Exceptions – 4

In my last post on exceptions I covered “Boneheaded Exceptions” and why they should not be caught (and what to do about them instead). Next-up is another category that should hardly ever be caught… except in a very specific fashion.

System Failures” / “Fatal Exceptions” (also: the system is down)
These are exceptions that originate in the implementation of the execution environment. Some can get thrown by specific (types of) IL instructions, such as “TypeLoadException” or “OutOfMemoryException“. Others can get thrown at literally any instruction, such as “ExecutionEngineException“.

The two key observations about these exceptions is that they cannot be prevented (because they originate from the low-level execution of your code itself), and there are virtually no circumstances where your application code can do anything to resolve the indicated problem (something went wrong that is by definition out of the control of your code). They can happen at any time and there is no way to fix them; it should be obvious why they should not normally be caught.

If like me, you find yourself trying to construct a scenario where you might want to catch one of these, ask the following questions. If a type fails to load cleanly indicating a broken deployment, can you trust any further remedial action to even work? If you run out of memory, what kind of logic could you write that does not itself need to allocate memory? Worst of all; if the execution engine failed in some unspecified way, can you even rely upon correct execution of any further instructions?

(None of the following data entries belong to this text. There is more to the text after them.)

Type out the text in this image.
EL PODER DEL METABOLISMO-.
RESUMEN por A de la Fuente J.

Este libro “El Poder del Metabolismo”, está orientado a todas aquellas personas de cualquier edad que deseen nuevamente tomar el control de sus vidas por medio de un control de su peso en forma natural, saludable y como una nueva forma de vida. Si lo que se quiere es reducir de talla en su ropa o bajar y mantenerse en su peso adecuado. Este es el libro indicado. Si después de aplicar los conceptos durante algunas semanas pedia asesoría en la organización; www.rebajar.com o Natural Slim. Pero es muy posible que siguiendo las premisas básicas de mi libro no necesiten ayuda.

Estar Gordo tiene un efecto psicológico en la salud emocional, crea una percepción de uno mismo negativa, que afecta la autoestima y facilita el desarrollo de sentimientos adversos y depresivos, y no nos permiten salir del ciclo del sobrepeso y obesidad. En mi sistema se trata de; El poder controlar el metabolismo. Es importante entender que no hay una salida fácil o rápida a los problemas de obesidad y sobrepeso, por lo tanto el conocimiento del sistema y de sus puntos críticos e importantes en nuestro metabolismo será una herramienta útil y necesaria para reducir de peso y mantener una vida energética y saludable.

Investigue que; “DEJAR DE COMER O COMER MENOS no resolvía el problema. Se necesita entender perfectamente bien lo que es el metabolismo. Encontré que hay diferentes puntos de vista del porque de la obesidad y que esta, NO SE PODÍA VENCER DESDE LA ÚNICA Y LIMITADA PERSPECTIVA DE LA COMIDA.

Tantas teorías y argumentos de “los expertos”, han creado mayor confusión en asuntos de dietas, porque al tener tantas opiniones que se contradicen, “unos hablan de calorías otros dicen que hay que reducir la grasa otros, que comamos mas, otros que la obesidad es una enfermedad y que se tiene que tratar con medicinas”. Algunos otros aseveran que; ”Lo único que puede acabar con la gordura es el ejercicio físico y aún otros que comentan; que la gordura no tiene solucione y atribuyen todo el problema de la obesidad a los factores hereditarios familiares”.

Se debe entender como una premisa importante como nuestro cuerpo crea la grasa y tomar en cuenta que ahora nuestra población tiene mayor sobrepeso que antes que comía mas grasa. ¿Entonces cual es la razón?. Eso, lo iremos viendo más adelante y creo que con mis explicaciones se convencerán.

Even if there are specific corner-cases where anything can be done at all, how much value would it add over just letting the application terminate from its illegal state and construct some external mechanism to restart it into a valid state instead?

So, what to do?
If the foregone conclusion is that these cannot be handled in any way, then all that is left is ensuring the application dies as gracefully as possible.

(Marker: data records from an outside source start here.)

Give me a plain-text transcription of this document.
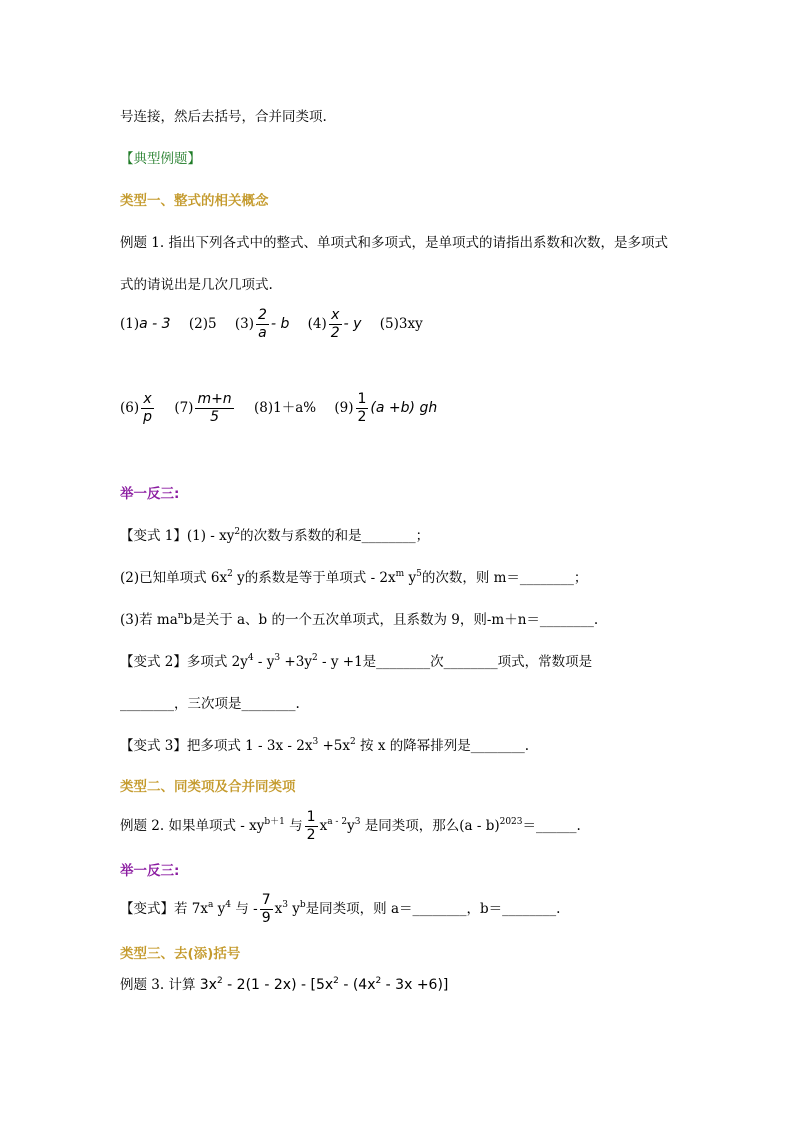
号连接，然后去括号，合并同类项.
【典型例题】
类型一、整式的相关概念
例题 1. 指出下列各式中的整式、单项式和多项式，是单项式的请指出系数和次数，是多项式
式的请说出是几次几项式.
(1)a - 3 (2)5 $(3) \frac{2}{a}$ - b $(4) \frac{x}{2}$ - y (5)3xy
$(6) \frac{x}{p} (7) \frac{m+n}{5} (8)1+a\%$ $(9) \frac{1}{2} (a +b)$ gh
举一反三:
【变式 1】$(1) - xy^2$的次数与系数的和是________；
(2)已知单项式 $6x^2$ y的系数是等于单项式 - $2x^m$ $y^5$的次数，则 m＝________；
(3)若 $ma^nb$是关于 a、b 的一个五次单项式，且系数为 9，则-m＋n＝________.
【变式 2】多项式 $2y^4 - y^3 +3y^2 - y +1$是________次________项式，常数项是
________，三次项是________.
【变式 3】把多项式 $1 - 3x - 2x^3 +5x^2$ 按 x 的降幂排列是________.
类型二、同类项及合并同类项
例题 2. 如果单项式 - $xy^{b+1}$ 与 $\frac{1}{2} x^{a - 2}y^3$ 是同类项，那么(a - b)$^{2023}$＝______.
举一反三:
【变式】若 $7x^a$ $y^4$ 与 - $\frac{7}{9} x^3$ $y^b$是同类项，则 a＝________，b＝________.
类型三、去(添)括号
例题 3. 计算 $3x^2 - 2(1 - 2x) - [5x^2 - (4x^2 - 3x +6)]$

First and foremost, use the “try {} finally {}” pattern wherever possible. There may be cases where the “finally” will fail in part or whole due to the nature of the system failure, but it maximizes the chances that files flush the last useful fragments, transactions get cleanly aborted, and shared system resources are restored to a safer state.

Very few “System Errors” / “Fatal Exceptions” get caught explicitly in a handler. This is precisely because there is nothing specific that can be done to remedy them. There is however a very commonly used handler that deserves scrutiny; the much-reviled “catch (Exception ex) {}“.

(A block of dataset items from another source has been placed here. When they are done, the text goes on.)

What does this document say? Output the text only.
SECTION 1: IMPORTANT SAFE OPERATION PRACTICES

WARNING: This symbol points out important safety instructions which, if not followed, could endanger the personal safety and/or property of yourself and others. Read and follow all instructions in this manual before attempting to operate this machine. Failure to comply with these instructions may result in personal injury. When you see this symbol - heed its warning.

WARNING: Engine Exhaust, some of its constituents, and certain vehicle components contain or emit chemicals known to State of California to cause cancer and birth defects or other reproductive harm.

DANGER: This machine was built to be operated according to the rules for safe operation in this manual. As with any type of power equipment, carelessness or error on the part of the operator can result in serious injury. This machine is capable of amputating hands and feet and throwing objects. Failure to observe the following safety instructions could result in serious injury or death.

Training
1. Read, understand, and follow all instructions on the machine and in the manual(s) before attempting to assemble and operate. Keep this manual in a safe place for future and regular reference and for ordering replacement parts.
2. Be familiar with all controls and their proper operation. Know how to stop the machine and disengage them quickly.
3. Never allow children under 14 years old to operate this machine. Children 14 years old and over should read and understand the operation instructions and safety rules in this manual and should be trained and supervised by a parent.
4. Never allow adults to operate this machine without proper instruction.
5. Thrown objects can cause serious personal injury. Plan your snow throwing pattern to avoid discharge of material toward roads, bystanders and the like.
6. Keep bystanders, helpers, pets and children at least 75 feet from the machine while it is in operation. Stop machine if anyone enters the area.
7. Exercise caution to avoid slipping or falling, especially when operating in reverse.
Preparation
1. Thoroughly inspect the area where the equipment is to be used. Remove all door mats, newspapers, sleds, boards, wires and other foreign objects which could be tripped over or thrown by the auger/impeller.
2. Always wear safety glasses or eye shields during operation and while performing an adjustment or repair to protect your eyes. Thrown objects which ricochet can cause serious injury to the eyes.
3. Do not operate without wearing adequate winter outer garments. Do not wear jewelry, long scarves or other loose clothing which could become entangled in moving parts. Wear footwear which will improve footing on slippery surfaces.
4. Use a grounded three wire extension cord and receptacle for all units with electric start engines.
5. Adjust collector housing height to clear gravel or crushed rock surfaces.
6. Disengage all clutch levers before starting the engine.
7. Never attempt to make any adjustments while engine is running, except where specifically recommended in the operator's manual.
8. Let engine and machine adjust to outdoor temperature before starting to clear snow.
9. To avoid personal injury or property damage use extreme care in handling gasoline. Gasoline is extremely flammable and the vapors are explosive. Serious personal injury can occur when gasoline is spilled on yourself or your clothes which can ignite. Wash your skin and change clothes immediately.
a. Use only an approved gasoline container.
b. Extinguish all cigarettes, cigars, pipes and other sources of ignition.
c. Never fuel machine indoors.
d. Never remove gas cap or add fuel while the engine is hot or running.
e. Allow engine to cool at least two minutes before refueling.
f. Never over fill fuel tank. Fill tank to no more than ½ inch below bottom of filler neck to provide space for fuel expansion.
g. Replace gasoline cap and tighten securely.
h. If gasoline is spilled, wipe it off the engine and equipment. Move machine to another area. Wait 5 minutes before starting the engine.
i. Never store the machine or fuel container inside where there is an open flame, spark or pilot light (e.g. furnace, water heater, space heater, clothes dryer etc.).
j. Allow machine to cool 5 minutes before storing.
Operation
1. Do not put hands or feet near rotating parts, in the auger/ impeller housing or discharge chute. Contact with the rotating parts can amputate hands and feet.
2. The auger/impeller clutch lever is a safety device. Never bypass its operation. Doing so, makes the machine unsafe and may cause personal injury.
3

Since there are precious few fatal exceptions that can be meaningfully handled in any fashion, it should be obvious that writing a handler purporting to deal with all of them is even more preposterous. That is why the following is the only valid pattern for a general exception handler:

try
{
    // Some code
}
catch (Exception ex)
{
    // ???
    throw;
}

Only by re-throwing the exception at the end of the handler can we guarantee that all the various fatal exceptions keep bubbling up to the top of the application, where termination of the application is the final signal of an unrecoverable problem.

The following two questions need to be answered then:

  • What kind of “some code” could be protected in this structure?
  • What kind of logic can sensibly be placed at “???”

To start with the latter; when something non-specified goes wrong, the only sensible options are to either record details not generally available in a stack trace in some fashion, or to make general fixes to the state-space that “some code” may have trashed.

Recording additional detail can be done by either logging something somewhere about values of relevant variables at the time the execution failed, or alternately to wrap the exception in a custom exception that records the values in its properties (in which case it should hold the original exception as an inner exception!)

Writing a general fix for corrupted state-space can be difficult. As one extreme, the fatal exception may have occurred in the middle of an allocation inside the “Dictionary.Add()” method, and now you’re stuck with a dictionary in an inconsistent and unrecoverable state. It may however be possible to just replace the dictionary with a new empty dictionary in the catch handler, providing that does not break any invariants that need to hold. In many cases, the “some code” will have made state-space changes that cannot be credibly put back in some correct default state, at which point you should resist the temptation to write any catch handler. If you cannot do anything,… then don’t.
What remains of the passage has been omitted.